Alan Dell

Commentary | Area sports optimists see opportunity in every difficulty


Every winning team needs a resident optimist. It goes along with the thinking that pessimists see difficulty in every opportunity and optimists see opportunity in every difficulty.

It's also better for your health. Optimists live longer and are generally happier.

Optimists are not hard to spot. You can recognize them through their words and actions or a combination of both. They make people around them feel better about themselves.

Longtime Manatee High football assistant Dennis Stallard is one.

He has been a special-teams coach for the Hurricanes since before the current players were in diapers.

It's not a job most coaches covet. Coaching special teams is hard. You don't get much credit, and is there anything worse than having an opponent run back a punt or kickoff for a touchdown? Most fans want to take down the coach.

But Stallard has a unique perspective, thanks to his optimism.

"The advantage of coaching special teams is that I get to know all the guys," Stallard says. "Most coaches are very familiar with just their position players, but I get to work with so many guys."

Stallard started coaching in Orlando, coached at Southeast in the late 1980s and came to Manatee in 1993. It doesn't seem as if he will ever leave because his optimism wouldn't allow it.

"I was wired to do this and feel very blessed to live in paradise, which is Bradenton," Stallard says. "I have a great job teaching accounting and doing the jobs program. And I am terrible at golf and don't fish, so if I were to retire I would have no idea of what to do."
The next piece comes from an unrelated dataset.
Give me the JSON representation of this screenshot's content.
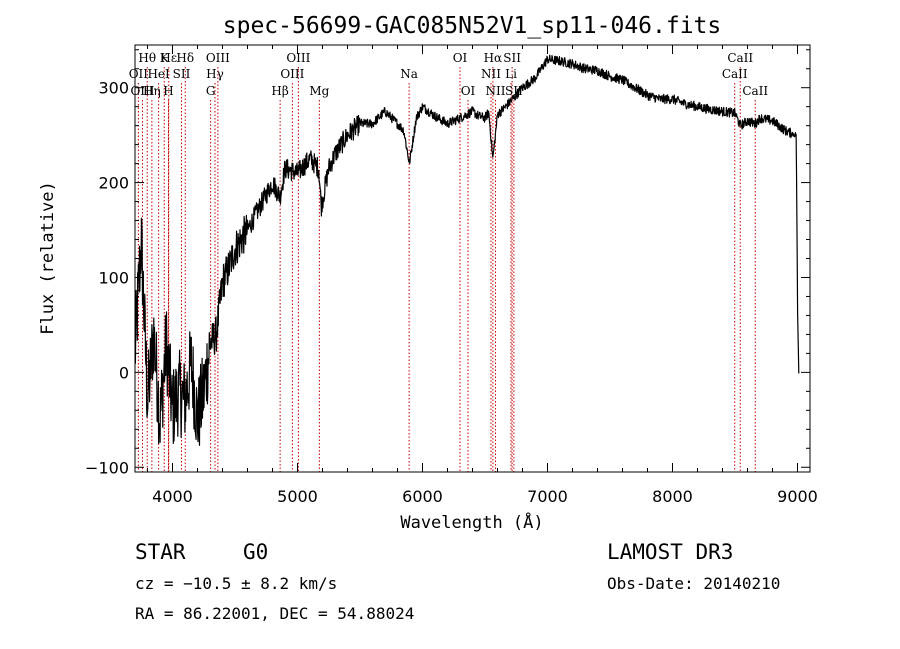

He also shares his hope in many ways. Including the Beyond the X's and O's program he helped start at Manatee. It emphasizes character building.

Willie Taggart

The optimism for Willie Taggart was evident the first day he showed up for Manatee High football practice as a scrawny kid determined to win the quarterback job. He took the Canes to a state title in '92 and state final in '93 and went on to become an All-American at Western Kentucky.

Now he is head football coach at USF, a job not for those easily intimidated.

In 2007 as an assistant coach at Stanford, Taggart made headlines when he said the 41-point underdog Cardinal would beat USC, which it did in a game considered the biggest upset in college football history.

Some said he was in

sane, the same accusation leveled at former San Francisco 49ers coach Jim Harbaugh, under whom Taggart worked at Stanford.

Now isn't that ironic, considering Harbaugh's success with the 49ers.

Taggart has showed he is not afraid to push the envelope and challenge the norm. It's something you can't do unless your cup is half full.

In 2012, WKU upset rival Kentucky 32-31 in overtime, thanks to a two-point conversion that had a Hilltoppers receiver catch a lateral and throw a pass back to the quarterback. They were down 31-30, and if it failed WKU would've lost and Taggart would've borne the brunt of the criticism.

He is a target for some disenchanted, inpatient USF fans. They don't understand the mess he inherited from the Skip Holtz regime cannot be fixed so quickly. This is not Alabama or Ohio State.

Taggart lives by the credo optimists see the big picture, and that involves an element of patience. Pessimists don't have that patience because they see doom that must be avoided at all costs.

Willie McNeal

It's not certain whether the Tampa Bay Bucs will invite Willie McNeal back for another look after his recent workout for the team, but that shouldn't deter the former Braden River football player from being among the area's all-time optimists.

He was virtually homeless in high school, living off sardines and canned foods for long stretches. But he refused to allow circumstances to dictate his life and is working on his master's degree.

Dick Vitale

With his fundraising efforts for pediatric cancer research, Vitale has created an army of optimists who despite setbacks see hope at the end of the tunnel for those kids.

It would be impossible to list all the optimists who made an impact in our area, but these four are deserving of mention.